The reason it has no Government, of course, is that, despite being at the centre of the rich medieval territories of Flanders and Burgundy, it has only been a nation State for less than two-hundred years and lacks a real sense of national identity. Before that the territories that make it up bounced back and forth - in bits and pieces - between Burgundy, Austria, Spain, France and the Netherlands. It's divided along linguistic lines between those who speak French and those who speak Flemish, which is, essentially a dialect of Dutch (there is a tiny German-speaking minority but they are too small to make a difference). The two linguistic cultures have a long history of mutual mis-treatment. While one could argue that it was the French speakers who "started it", by now there's a pair of them in it. So they have ended up with a political system which is paralysed when the representatives of the two main language communities can't agree on power-sharing - exactly what happened last June.

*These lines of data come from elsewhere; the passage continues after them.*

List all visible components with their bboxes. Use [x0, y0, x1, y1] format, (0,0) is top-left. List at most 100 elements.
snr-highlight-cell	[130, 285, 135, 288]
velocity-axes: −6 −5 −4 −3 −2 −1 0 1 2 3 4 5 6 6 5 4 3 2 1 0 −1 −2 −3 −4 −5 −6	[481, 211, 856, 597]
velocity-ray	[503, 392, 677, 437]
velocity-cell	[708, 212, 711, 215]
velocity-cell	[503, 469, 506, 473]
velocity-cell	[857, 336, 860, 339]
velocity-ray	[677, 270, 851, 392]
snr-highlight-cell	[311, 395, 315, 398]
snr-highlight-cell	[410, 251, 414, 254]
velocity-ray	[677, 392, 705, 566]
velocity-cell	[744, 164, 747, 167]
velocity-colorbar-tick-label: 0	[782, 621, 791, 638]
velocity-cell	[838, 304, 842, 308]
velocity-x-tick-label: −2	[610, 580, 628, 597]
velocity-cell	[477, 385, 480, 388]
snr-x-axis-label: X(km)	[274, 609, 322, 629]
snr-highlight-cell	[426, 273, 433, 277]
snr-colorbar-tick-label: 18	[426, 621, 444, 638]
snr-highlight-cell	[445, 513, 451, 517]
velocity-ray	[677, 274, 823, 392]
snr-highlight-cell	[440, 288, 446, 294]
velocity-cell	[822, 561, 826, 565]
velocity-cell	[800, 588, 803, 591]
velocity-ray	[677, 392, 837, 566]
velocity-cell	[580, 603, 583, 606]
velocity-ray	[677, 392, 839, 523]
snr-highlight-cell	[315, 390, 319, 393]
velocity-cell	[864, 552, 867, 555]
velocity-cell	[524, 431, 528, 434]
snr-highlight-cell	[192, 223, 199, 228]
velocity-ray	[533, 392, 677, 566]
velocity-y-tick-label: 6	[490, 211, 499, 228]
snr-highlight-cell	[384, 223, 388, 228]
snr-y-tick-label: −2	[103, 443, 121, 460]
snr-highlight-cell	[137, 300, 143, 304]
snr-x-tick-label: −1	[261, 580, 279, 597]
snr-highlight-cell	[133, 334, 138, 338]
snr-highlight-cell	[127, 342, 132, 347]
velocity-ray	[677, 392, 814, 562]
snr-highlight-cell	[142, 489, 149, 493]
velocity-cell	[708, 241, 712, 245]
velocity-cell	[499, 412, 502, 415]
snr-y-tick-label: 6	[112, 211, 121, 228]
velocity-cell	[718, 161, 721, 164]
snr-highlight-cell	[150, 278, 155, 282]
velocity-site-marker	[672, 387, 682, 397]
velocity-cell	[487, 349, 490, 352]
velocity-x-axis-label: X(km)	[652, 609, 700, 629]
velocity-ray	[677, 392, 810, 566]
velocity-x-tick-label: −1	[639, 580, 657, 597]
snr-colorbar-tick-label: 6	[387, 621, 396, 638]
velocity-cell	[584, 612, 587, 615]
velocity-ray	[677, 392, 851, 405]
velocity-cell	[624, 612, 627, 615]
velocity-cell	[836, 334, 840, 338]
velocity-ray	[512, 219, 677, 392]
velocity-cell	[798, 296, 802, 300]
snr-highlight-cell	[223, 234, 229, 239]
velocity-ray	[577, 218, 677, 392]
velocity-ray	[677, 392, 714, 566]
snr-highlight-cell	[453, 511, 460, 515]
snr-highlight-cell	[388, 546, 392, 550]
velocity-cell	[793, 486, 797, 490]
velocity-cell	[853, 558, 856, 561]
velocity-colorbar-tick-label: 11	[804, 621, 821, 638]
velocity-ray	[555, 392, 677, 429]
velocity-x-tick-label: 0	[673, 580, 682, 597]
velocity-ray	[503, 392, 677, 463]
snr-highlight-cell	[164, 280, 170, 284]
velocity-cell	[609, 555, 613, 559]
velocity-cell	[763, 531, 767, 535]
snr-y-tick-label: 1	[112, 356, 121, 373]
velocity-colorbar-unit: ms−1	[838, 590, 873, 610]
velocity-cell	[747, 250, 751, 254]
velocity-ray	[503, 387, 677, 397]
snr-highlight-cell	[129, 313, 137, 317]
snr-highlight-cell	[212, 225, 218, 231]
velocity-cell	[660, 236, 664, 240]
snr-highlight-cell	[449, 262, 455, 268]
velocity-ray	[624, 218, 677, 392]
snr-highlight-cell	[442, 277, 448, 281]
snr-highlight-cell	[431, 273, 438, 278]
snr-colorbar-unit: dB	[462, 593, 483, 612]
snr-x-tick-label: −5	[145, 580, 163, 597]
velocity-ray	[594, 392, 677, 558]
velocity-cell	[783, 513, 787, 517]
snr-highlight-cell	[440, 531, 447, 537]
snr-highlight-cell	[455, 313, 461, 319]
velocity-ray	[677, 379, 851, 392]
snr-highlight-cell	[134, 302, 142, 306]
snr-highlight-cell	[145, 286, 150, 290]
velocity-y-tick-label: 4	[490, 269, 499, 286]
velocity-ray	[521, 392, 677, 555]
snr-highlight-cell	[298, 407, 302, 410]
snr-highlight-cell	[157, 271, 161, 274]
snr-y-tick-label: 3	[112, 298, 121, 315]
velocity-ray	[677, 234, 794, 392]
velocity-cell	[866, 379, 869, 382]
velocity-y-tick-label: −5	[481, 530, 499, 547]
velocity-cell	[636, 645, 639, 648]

Will it break up? I doubt it. The Flemish are just as estranged from the Dutch by their conservatism and Catholicism as they are from the French speakers for other reasons. And the French tend to regard their co-linguists with patronising contempt. Moreover, it is fundamentally a wealthy country - home of the EU infrastructure and a burgeoning IT industry.

All the same, it has problems that will need a government if they are to be fixed. Apart from the time and energy wasted by sniping between the language communities, there is a growing national debt, as well as issues of race integration and a massive State bureaucracy.

I hope it comes through these woes. For now, Vive la Belgique!